Can efficiencies in the procurement of items as mundane as office stationery, pantry items and cleaning supplies, help corporates in a significant way? Yes, says Chennai-based B2B e-procurement platform Kobster Eshop. It cites a case study related to Kobster’s work with Urban Ladder.

Kobster says Urban Ladder had a procurement model which consisted of 12 locations. Forty per cent of its time was used to manage about 15-20 vendors.

Better efficiency

Kobster claims that after Urban Ladder moved to Kobster’s platform, Urban Ladder’s efficiency improved by 20 per cent. It positioned the procurement department as a strategic asset of the organisation, saved 20 per cent in its overall procurement spend, and ended up purchasing from one supplier for all its locations.

“With our e-procurement tool, Urban Ladder gained 80 per cent more visibility in their procurement process,” Karthik Ramaiah, founder of Kobster, told BusinessLine .

“Our real-time approval workflow empowered them to have more control on purchase requisitions, reduced human errors, saved time and resources, and thereby, improved efficiencies,” he said.

The benefits that flowed to Urban Ladder included getting products delivered across five cities without any delivery charges, dedicated Relationship Manager assigned to each account manager, and accurate reports and analytics to help Urban Ladder save costs.

Background

Kobster, which claims to be a pioneer in the e-procurement industry in India, was incubated and graduated from PayPal on May 15, 2015, and is funded by Incubate Fund, Splice Advisors, and LetsVenture. Kobster also counts Oracle, CoWorks, Virtusa, Altisource, BRG Energy, WeWork, DB Schenker, Practo, GEP, and MindTree among its major customers.

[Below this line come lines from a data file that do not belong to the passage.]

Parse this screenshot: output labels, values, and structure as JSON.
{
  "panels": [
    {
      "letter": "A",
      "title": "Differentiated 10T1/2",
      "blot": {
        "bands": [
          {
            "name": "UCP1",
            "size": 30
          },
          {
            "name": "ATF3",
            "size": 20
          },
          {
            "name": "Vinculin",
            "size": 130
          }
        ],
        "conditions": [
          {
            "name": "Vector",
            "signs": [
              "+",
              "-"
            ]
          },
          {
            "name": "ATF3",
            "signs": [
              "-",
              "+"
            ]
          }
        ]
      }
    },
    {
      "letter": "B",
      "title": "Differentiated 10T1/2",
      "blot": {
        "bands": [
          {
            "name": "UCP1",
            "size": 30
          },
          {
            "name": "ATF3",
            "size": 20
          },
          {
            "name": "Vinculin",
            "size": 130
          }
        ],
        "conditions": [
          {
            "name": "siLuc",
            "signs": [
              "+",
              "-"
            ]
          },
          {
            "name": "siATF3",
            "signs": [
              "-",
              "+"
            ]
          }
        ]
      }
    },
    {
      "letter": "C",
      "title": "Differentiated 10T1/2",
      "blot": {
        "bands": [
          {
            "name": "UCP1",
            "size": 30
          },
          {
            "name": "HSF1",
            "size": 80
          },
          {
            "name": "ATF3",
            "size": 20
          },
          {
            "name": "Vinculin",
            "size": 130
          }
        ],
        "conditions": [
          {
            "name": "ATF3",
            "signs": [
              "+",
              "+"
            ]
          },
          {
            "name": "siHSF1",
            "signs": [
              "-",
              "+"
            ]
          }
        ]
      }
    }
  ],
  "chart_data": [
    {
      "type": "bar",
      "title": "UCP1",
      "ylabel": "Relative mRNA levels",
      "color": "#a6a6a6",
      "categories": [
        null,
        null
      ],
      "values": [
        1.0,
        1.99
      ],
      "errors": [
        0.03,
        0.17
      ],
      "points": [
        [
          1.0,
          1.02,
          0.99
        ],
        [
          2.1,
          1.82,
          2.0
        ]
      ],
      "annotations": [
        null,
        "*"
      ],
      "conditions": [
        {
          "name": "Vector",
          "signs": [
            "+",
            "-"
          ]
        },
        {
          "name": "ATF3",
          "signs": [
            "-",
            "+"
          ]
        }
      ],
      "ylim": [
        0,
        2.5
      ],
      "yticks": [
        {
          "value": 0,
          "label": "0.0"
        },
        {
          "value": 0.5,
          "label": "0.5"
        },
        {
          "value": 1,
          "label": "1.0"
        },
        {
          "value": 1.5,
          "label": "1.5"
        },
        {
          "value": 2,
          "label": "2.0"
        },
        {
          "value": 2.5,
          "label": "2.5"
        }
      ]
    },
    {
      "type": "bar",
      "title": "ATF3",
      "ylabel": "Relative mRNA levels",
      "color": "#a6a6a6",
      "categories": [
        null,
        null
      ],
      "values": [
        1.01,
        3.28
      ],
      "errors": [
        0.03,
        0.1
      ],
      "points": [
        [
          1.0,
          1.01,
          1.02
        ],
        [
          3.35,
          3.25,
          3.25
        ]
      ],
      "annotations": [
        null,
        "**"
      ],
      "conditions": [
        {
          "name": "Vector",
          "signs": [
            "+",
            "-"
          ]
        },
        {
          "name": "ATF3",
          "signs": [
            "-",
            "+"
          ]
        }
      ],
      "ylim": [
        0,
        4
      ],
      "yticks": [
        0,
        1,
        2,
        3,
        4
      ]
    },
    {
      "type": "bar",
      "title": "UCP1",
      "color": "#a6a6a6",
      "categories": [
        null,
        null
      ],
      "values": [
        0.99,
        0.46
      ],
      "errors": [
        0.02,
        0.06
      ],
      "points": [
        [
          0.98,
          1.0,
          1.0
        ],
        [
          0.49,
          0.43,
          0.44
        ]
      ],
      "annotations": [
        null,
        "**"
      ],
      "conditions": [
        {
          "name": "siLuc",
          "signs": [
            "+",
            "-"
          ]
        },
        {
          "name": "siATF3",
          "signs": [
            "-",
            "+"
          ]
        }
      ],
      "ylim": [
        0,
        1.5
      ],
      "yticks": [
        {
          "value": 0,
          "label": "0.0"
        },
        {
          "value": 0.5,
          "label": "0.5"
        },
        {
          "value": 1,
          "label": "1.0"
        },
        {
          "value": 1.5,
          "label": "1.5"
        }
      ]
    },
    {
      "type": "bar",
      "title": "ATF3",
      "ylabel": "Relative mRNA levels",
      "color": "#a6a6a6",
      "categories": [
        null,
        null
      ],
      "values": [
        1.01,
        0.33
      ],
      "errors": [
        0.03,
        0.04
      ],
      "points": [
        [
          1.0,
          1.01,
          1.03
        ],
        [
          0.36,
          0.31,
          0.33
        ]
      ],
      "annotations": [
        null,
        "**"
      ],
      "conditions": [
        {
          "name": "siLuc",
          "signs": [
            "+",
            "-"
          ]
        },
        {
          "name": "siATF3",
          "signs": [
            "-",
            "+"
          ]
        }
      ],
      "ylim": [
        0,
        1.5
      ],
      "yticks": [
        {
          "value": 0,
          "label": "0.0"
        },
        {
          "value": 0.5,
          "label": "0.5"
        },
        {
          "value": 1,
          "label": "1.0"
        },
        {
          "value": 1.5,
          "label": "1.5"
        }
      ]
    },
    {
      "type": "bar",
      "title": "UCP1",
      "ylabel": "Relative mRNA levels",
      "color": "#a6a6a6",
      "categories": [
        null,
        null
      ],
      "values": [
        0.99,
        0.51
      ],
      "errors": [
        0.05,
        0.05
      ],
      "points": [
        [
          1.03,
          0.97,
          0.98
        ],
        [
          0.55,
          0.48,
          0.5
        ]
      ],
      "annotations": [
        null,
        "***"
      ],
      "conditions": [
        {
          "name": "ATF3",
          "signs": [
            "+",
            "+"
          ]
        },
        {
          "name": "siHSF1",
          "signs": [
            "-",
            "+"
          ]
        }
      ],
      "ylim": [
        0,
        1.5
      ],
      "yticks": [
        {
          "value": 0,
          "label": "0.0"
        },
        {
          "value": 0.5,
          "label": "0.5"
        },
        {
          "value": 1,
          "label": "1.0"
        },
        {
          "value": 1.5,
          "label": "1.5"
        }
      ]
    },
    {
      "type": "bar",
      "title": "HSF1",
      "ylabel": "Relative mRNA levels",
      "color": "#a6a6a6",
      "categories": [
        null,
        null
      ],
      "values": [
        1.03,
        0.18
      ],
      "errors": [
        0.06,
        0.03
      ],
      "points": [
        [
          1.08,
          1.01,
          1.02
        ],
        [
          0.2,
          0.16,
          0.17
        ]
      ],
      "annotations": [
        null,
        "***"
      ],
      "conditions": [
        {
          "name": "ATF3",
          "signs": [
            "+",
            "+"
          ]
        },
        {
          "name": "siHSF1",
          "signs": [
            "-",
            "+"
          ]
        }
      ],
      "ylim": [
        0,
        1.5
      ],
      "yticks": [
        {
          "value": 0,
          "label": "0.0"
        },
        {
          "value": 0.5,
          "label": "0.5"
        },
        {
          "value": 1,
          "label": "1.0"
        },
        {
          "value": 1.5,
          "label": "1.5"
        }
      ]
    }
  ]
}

On the rationale for starting a B2B e-commerce firm, Karthik said, “Prior to starting the company, we did research in e-commerce in India and abroad. One interesting finding from this study was that typically, in any growing economy in the world, the market first adapts to B2C commerce. This is followed by companies adapting to B2B e-commerce.

“More interestingly, many of the B2B e-commerce firms outgrew the B2C e-commerce firms. If you take the top fiv e-commerce companies in the US, three (Grainger, Staples, and Amazon Business) are B2B. So, in 2012, when people were beginning to buy online (B2C e-commerce), we felt that five years down the line, B2B e-commerce would the next big thing,” he said.

Karthik and the other founders of Kobster went on to study the way procurement was done at the company they were working for. And they found a lot of things that could be changed through the use of technology in procurement, and drive efficiencies, including cost-savings. Thus, was born Kobster.

3 pillars

Kobster has three major pillars. One is the e-procurement platform. Second is the e-marketplace.

“We have around 50,000 products listed on the platform which come from about 800 brands which are served by over 1,500 suppliers. These products are available across the country,” he said. “The third pillar is the last-mile vertical. We operate in Chennai, Bengaluru, Mumbai, Hyderabad, and Delhi. And we have a ‘last-mile’ team in each of these cities. In the B2C segment, if you order online for four different items, say, a pair of jeans, a mobile phone, cosmetic product, and a book, chances are these will reach you in four different shipments. In B2B, where companies order hundreds of items in one order, we cannot ship them in different orders. So, we get all these items into our fulfilment centre and the last-mile team packs and delivers them as one single package. Ours is a zero-inventory model,” he added.

From 85 employees and six offices now, Kobster has charted out plans to expand to all corners of India in the coming years.